Can we charge a returned item fee on this loan?

Posted By: Anonymous

Can we charge a returned item fee on this loan? - 08/25/14 03:57 PM

We are allowed to charge this fee per state law.

However, we are not sure if it is contracted for with our current language. We don't explicitly state that we have a returned item fee- just that any fees disclosed are subject to change without notice (on our TILA). But, the returned item fee isn't stated in our note. Which makes me think we can't charge a fee.

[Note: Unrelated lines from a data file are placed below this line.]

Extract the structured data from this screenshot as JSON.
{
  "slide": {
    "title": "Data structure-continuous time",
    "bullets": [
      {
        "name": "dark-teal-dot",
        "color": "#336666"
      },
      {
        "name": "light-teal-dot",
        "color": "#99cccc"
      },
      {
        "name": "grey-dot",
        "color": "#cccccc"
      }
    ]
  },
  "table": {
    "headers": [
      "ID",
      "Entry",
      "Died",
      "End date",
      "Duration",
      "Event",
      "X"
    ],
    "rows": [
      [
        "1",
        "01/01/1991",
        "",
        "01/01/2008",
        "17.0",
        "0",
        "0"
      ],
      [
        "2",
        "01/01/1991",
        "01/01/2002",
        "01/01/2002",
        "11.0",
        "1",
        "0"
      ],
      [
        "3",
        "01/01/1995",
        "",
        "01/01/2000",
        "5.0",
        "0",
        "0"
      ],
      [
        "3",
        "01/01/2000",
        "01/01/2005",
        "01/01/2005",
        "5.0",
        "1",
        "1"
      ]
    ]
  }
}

But since we have the "subject to change" language, then could we charge the fee?
Posted By: BurntSienna

Re: Can we charge a returned item fee on this loan? - 08/25/14 04:38 PM

The "subject to change" allows you to change/raise a properly disclosed fee (say from $20 to $25 for XYZ). The "subject to change" does not give you the right to charge a new fee for something you didn't disclose. If you haven't disclosed a "returned item fee" then you would have to send out a notice to all existing loan customers that you will begin charging this fee on <date 30 days or more in the future>. Then wait the 30 or more days, then you can begin charging.
Posted By: Anonymous

Re: Can we charge a returned item fee on this loan? - 08/25/14 05:03 PM

So even though it isn't a change in terms per Reg Z, we should be okay if we treat it like one and ensure proper notification before adding the fee?
Posted By: Dan Persfull

Re: Can we charge a returned item fee on this loan? - 08/25/14 05:11 PM

So even though it isn't a change in terms per Reg Z, we should be okay if we treat it like one and ensure proper notification before adding the fee?

Not IMO. If you didn't contract for the fee up front then you can't unilaterally add additional charges after confirmation. Especially if you're dealing with closed-end credit.

You need to be talking to the bank's attorney.
Posted By: Richard Insley

Re: Can we charge a returned item fee on this loan? - 08/25/14 08:05 PM

I agree. If it's a loan (closed-end credit), you can do no more than the note states. Any change would require a modification agreement which would have to be executed by the borrower.